IME Life New

‘Political turmoil can affect Nepal’s sovereign rating’

SPIL
Global College
Nepal Life New

Kathmandu. Fitch Ratings, an international rating company, has warned that the recent political turmoil in Nepal could increase risks to the economic and financial landscape and affect the sovereign credit rating.

Last year, Fitch Ratings rated Nepal as ‘double B minus’ and ‘stable’. This rating was considered to be stronger than India at that time.

Crest

Fitch Ratings believes that strong external liquidity, cheap interest rates, internal and external debt burdens can offset the impact on the sovereign rating. It has pointed to the risk that the rating rating could be pressured if the political imbalance continues, complicating the formulation of economic policy.

Peace has now been restored, but the violence has curbed normal economic activity and slowed down the predetermined economic growth. This situation has demoralized both consumers and traders. Against this backdrop, Fitch Ratings also points to the risk of cancellation of scheduled tourist arrivals during the main tourist season.

The rating agency has also said that the morale of tourists is likely to increase based on the forecast that the economic impact will be normal in the medium term and there will be no unrest again. It said there were no reports of significant impact on large development projects, including hydropower projects, due to the political turmoil. This will help to withstand the pressure of economic downturn.

The impact of the upheaval on the economy is likely to be absorbed by the remittance inflow. In South Asian neighbour Bangladesh, for example, remittances increased by 80 percent during the September 2024 uprisings. However, it is not yet clear whether the same situation will be repeated in the case of Nepal.
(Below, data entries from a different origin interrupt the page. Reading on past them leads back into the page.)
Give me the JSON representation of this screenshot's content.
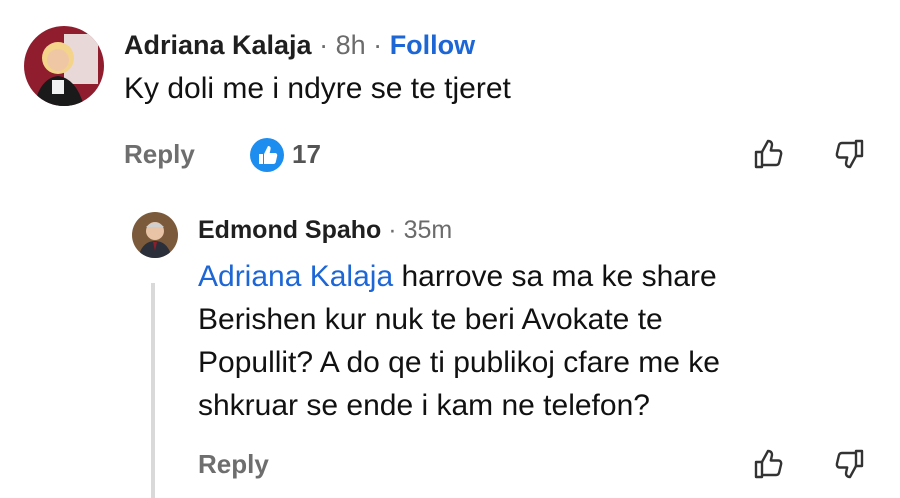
{
  "comment": {
    "author": "Adriana Kalaja",
    "time": "8h",
    "sep1": "·",
    "sep2": "·",
    "follow_label": "Follow",
    "text": "Ky doli me i ndyre se te tjeret",
    "reply_label": "Reply",
    "like_count": "17"
  },
  "reply": {
    "author": "Edmond Spaho",
    "sep": "·",
    "time": "35m",
    "mention": "Adriana Kalaja",
    "line1_rest": " harrove sa ma ke share",
    "line2": "Berishen kur nuk te beri Avokate te",
    "line3": "Popullit? A do qe ti publikoj cfare me ke",
    "line4": "shkruar se ende i kam ne telefon?",
    "reply_label": "Reply"
  },
  "icons": {
    "like_badge": "thumbs-up-badge-icon",
    "thumbs_up": "thumbs-up-icon",
    "thumbs_down": "thumbs-down-icon"
  },
  "colors": {
    "link_blue": "#1d66d6",
    "muted_text": "#6e6e6e"
  }
}
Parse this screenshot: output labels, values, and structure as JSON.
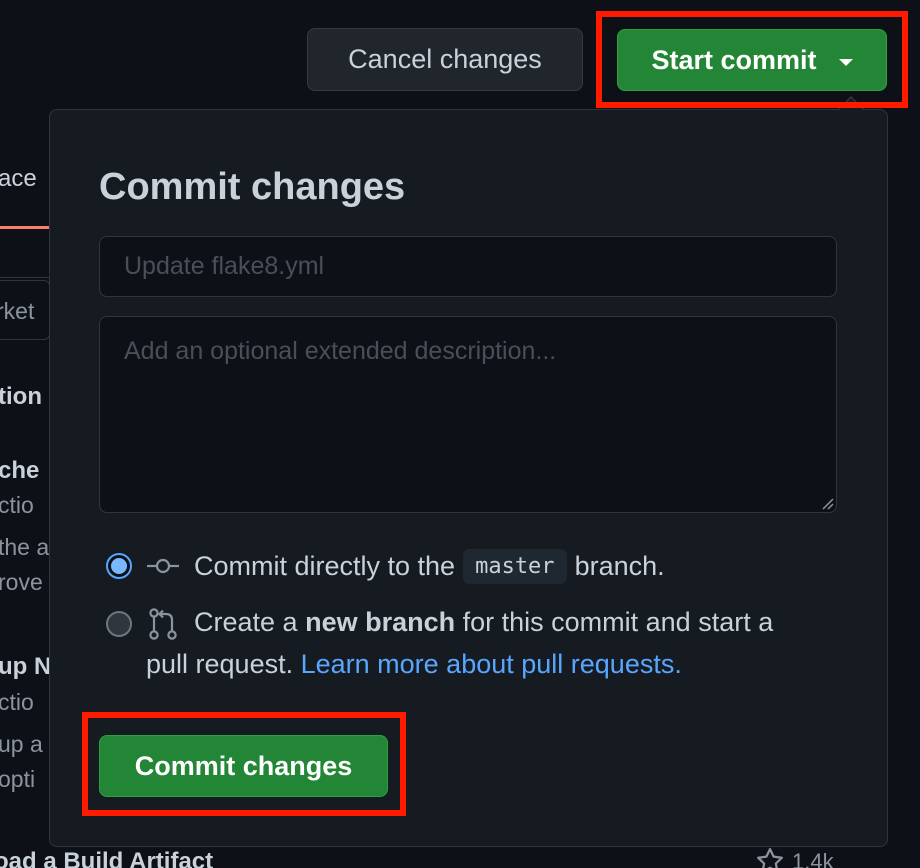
{
  "header": {
    "cancel_label": "Cancel changes",
    "start_commit_label": "Start commit"
  },
  "commit_dialog": {
    "title": "Commit changes",
    "summary_placeholder": "Update flake8.yml",
    "description_placeholder": "Add an optional extended description...",
    "option_direct": {
      "prefix": "Commit directly to the",
      "branch": "master",
      "suffix": "branch.",
      "selected": true
    },
    "option_new_branch": {
      "prefix": "Create a",
      "bold": "new branch",
      "suffix": "for this commit and start a",
      "line2": "pull request.",
      "link": "Learn more about pull requests.",
      "selected": false
    },
    "commit_button_label": "Commit changes"
  },
  "background": {
    "fragments": [
      "ace",
      "rket",
      "tion",
      "che",
      "ctio",
      "the a",
      "rove",
      "up N",
      "ctio",
      "up a",
      "opti"
    ],
    "bottom_item": "oad a Build Artifact",
    "bottom_star_count": "1.4k"
  },
  "colors": {
    "accent_green": "#238636",
    "link_blue": "#58a6ff",
    "highlight_red": "#ff1a00",
    "panel_bg": "#161b22",
    "page_bg": "#0d1117"
  }
}
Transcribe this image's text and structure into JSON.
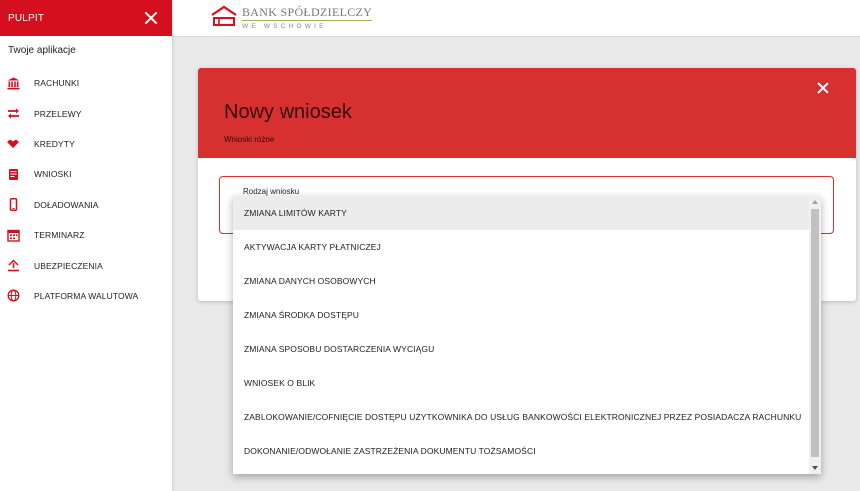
{
  "sidebar": {
    "title": "PULPIT",
    "section_label": "Twoje aplikacje",
    "items": [
      {
        "label": "RACHUNKI",
        "icon": "bank-icon"
      },
      {
        "label": "PRZELEWY",
        "icon": "transfer-icon"
      },
      {
        "label": "KREDYTY",
        "icon": "handshake-icon"
      },
      {
        "label": "WNIOSKI",
        "icon": "document-icon"
      },
      {
        "label": "DOŁADOWANIA",
        "icon": "phone-icon"
      },
      {
        "label": "TERMINARZ",
        "icon": "calendar-icon"
      },
      {
        "label": "UBEZPIECZENIA",
        "icon": "insurance-icon"
      },
      {
        "label": "PLATFORMA WALUTOWA",
        "icon": "globe-icon"
      }
    ]
  },
  "brand": {
    "name": "BANK SPÓŁDZIELCZY",
    "subtitle": "WE WSCHOWIE",
    "primary_color": "#d50f1d",
    "card_header_color": "#d63031"
  },
  "card": {
    "title": "Nowy wniosek",
    "subtitle": "Wnioski różne",
    "field_label": "Rodzaj wniosku"
  },
  "dropdown": {
    "options": [
      "ZMIANA LIMITÓW KARTY",
      "AKTYWACJA KARTY PŁATNICZEJ",
      "ZMIANA DANYCH OSOBOWYCH",
      "ZMIANA ŚRODKA DOSTĘPU",
      "ZMIANA SPOSOBU DOSTARCZENIA WYCIĄGU",
      "WNIOSEK O BLIK",
      "ZABLOKOWANIE/COFNIĘCIE DOSTĘPU UŻYTKOWNIKA DO USŁUG BANKOWOŚCI ELEKTRONICZNEJ PRZEZ POSIADACZA RACHUNKU",
      "DOKONANIE/ODWOŁANIE ZASTRZEŻENIA DOKUMENTU TOŻSAMOŚCI"
    ]
  }
}
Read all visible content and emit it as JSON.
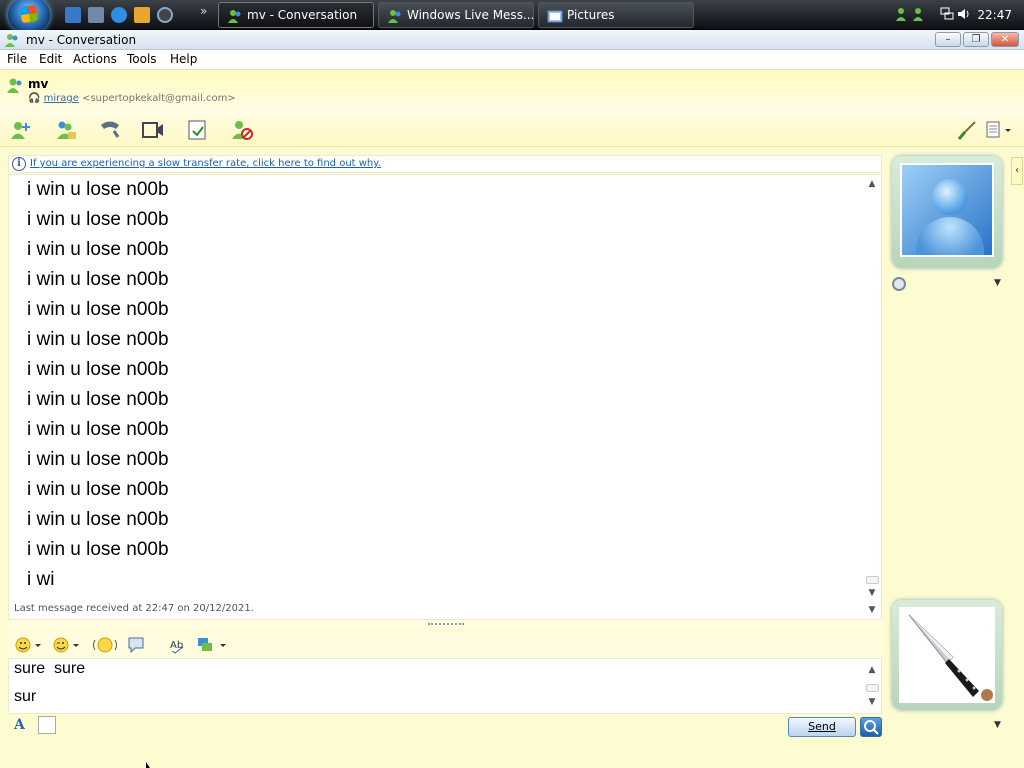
{
  "taskbar": {
    "tasks": [
      {
        "label": "mv - Conversation"
      },
      {
        "label": "Windows Live Mess..."
      },
      {
        "label": "Pictures"
      }
    ],
    "quicklaunch_more": "»",
    "clock": "22:47"
  },
  "window": {
    "title": "mv - Conversation",
    "buttons": {
      "minimize": "–",
      "maximize": "❐",
      "close": "✕"
    }
  },
  "menu": {
    "items": [
      {
        "label": "File"
      },
      {
        "label": "Edit"
      },
      {
        "label": "Actions"
      },
      {
        "label": "Tools"
      },
      {
        "label": "Help"
      }
    ]
  },
  "contact": {
    "name": "mv",
    "personal_message": "mirage",
    "email": "<supertopkekalt@gmail.com>"
  },
  "toolbar": {
    "icons": [
      "invite-contact-icon",
      "share-files-icon",
      "call-icon",
      "video-call-icon",
      "activities-icon",
      "block-contact-icon",
      "paint-brush-icon",
      "options-menu-icon"
    ]
  },
  "info_bar": {
    "text": "If you are experiencing a slow transfer rate, click here to find out why."
  },
  "conversation": {
    "messages": [
      "i win u lose n00b",
      "i win u lose n00b",
      "i win u lose n00b",
      "i win u lose n00b",
      "i win u lose n00b",
      "i win u lose n00b",
      "i win u lose n00b",
      "i win u lose n00b",
      "i win u lose n00b",
      "i win u lose n00b",
      "i win u lose n00b",
      "i win u lose n00b",
      "i win u lose n00b",
      "i wi"
    ],
    "last_message_status": "Last message received at 22:47 on 20/12/2021."
  },
  "input": {
    "lines": [
      "sure  sure",
      "sur"
    ],
    "toolbar_icons": [
      "emoticon-icon",
      "wink-icon",
      "voice-clip-icon",
      "nudge-icon",
      "spell-check-icon",
      "games-icon"
    ]
  },
  "actions": {
    "send_label": "Send"
  },
  "colors": {
    "background": "#fdfbd0",
    "link": "#1c5fb4",
    "accent_yellow": "#fff9c4"
  }
}
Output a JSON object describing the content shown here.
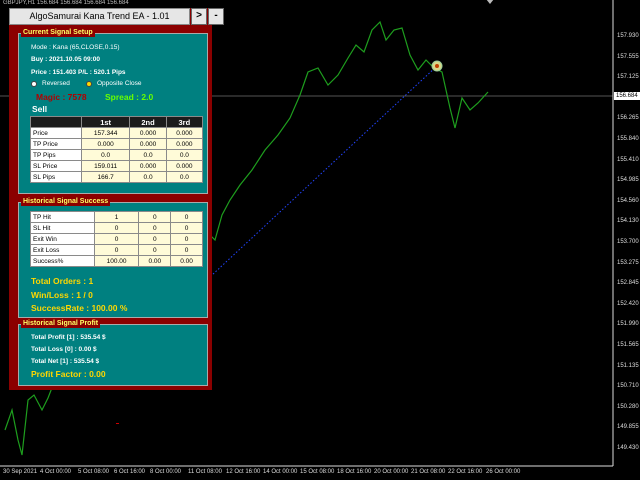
{
  "chart": {
    "symbol": "GBPJPY,H1  156.684 156.684 156.684 156.684",
    "current_price": "156.684",
    "y_ticks": [
      "157.930",
      "157.555",
      "157.125",
      "156.684",
      "156.265",
      "155.840",
      "155.410",
      "154.985",
      "154.560",
      "154.130",
      "153.700",
      "153.275",
      "152.845",
      "152.420",
      "151.990",
      "151.565",
      "151.135",
      "150.710",
      "150.280",
      "149.855",
      "149.430"
    ],
    "x_ticks": [
      "30 Sep 2021",
      "4 Oct 00:00",
      "5 Oct 08:00",
      "6 Oct 16:00",
      "8 Oct 00:00",
      "11 Oct 08:00",
      "12 Oct 16:00",
      "14 Oct 00:00",
      "15 Oct 08:00",
      "18 Oct 16:00",
      "20 Oct 00:00",
      "21 Oct 08:00",
      "22 Oct 16:00",
      "26 Oct 00:00"
    ],
    "series_color": "#1e9e1e"
  },
  "ea": {
    "title": "AlgoSamurai Kana Trend EA - 1.01",
    "btn_minimize": "-",
    "btn_expand": ">",
    "setup": {
      "header": "Current Signal Setup",
      "mode": "Mode : Kana (65,CLOSE,0.15)",
      "buy": "Buy : 2021.10.05 09:00",
      "price_pl": "Price : 151.403   P/L : 520.1 Pips",
      "reversed": "Reversed",
      "opposite_close": "Opposite Close",
      "magic": "Magic : 7578",
      "spread": "Spread : 2.0",
      "sell": "Sell",
      "cols": [
        "1st",
        "2nd",
        "3rd"
      ],
      "rows": [
        {
          "label": "Price",
          "v": [
            "157.344",
            "0.000",
            "0.000"
          ]
        },
        {
          "label": "TP Price",
          "v": [
            "0.000",
            "0.000",
            "0.000"
          ]
        },
        {
          "label": "TP Pips",
          "v": [
            "0.0",
            "0.0",
            "0.0"
          ]
        },
        {
          "label": "SL Price",
          "v": [
            "159.011",
            "0.000",
            "0.000"
          ]
        },
        {
          "label": "SL Pips",
          "v": [
            "166.7",
            "0.0",
            "0.0"
          ]
        }
      ]
    },
    "success": {
      "header": "Historical Signal Success",
      "rows": [
        {
          "label": "TP Hit",
          "v": [
            "1",
            "0",
            "0"
          ]
        },
        {
          "label": "SL Hit",
          "v": [
            "0",
            "0",
            "0"
          ]
        },
        {
          "label": "Exit Win",
          "v": [
            "0",
            "0",
            "0"
          ]
        },
        {
          "label": "Exit Loss",
          "v": [
            "0",
            "0",
            "0"
          ]
        },
        {
          "label": "Success%",
          "v": [
            "100.00",
            "0.00",
            "0.00"
          ]
        }
      ],
      "total_orders": "Total Orders : 1",
      "winloss": "Win/Loss : 1 / 0",
      "success_rate": "SuccessRate : 100.00 %"
    },
    "profit": {
      "header": "Historical Signal Profit",
      "total_profit": "Total Profit [1] : 535.54 $",
      "total_loss": "Total Loss [0] : 0.00 $",
      "total_net": "Total Net [1] : 535.54 $",
      "profit_factor": "Profit Factor : 0.00"
    }
  }
}
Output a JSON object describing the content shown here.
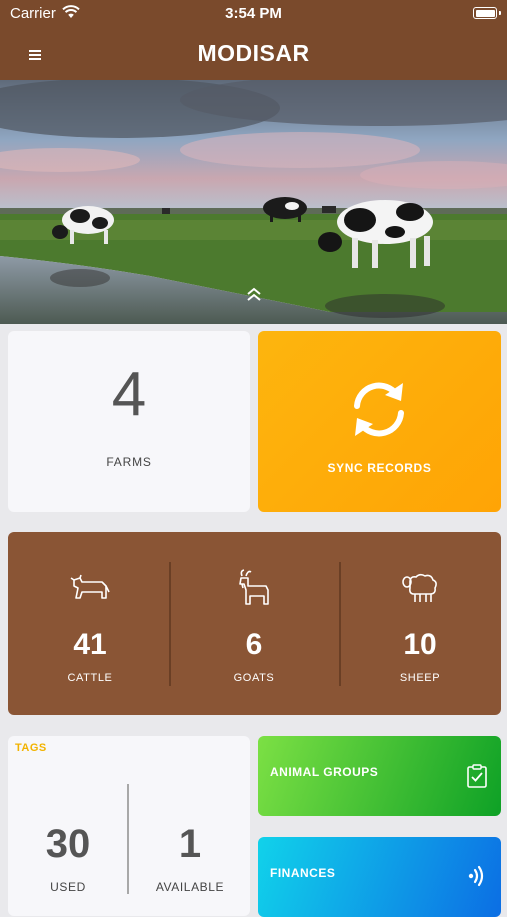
{
  "status_bar": {
    "carrier": "Carrier",
    "time": "3:54 PM"
  },
  "header": {
    "title": "MODISAR",
    "menu_icon": "hamburger-menu-icon"
  },
  "hero": {
    "image": "cows-grazing-on-pasture-photo",
    "expand_icon": "double-chevron-up-icon"
  },
  "farms": {
    "count": "4",
    "label": "FARMS"
  },
  "sync": {
    "label": "SYNC RECORDS",
    "icon": "sync-arrows-icon",
    "color": "#fdb50e"
  },
  "animals": {
    "items": [
      {
        "count": "41",
        "label": "CATTLE",
        "icon": "cow-icon"
      },
      {
        "count": "6",
        "label": "GOATS",
        "icon": "goat-icon"
      },
      {
        "count": "10",
        "label": "SHEEP",
        "icon": "sheep-icon"
      }
    ],
    "color": "#8a5535"
  },
  "tags": {
    "title": "TAGS",
    "used_count": "30",
    "used_label": "USED",
    "available_count": "1",
    "available_label": "AVAILABLE"
  },
  "animal_groups": {
    "label": "ANIMAL GROUPS",
    "icon": "clipboard-check-icon"
  },
  "finances": {
    "label": "FINANCES",
    "icon": "contactless-payment-icon"
  },
  "colors": {
    "brand_brown": "#7a4a2c",
    "tags_accent": "#f2b300",
    "green": "#3cbf35",
    "blue": "#0c9ce8"
  }
}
We see a reduction in potential revenue receipts due to the unrest, as well as spending pressures from reconstruction and elections, despite the new finance minister’s commitment to address additional spending through budget controls and reappropriations, posing near-term financial risks.

Fitch expects the debt-to-GDP ratio to be around 44% for the fiscal year that ended in July. This is lower than the ‘double B’ category average of 54%.

Nepal does not have any outstanding commercial foreign-currency-based loans. Its external debt is also issued on highly concessional terms. “We believe for now that Nepal will continue to benefit from strong support from its multilateral and bilateral lenders,” Fitch Ratings said. Adequate foreign exchange reserves equivalent to the current external payments of about 12 months have also facilitated adequate external liquidity, compared to the five-month ‘Double B’ category average.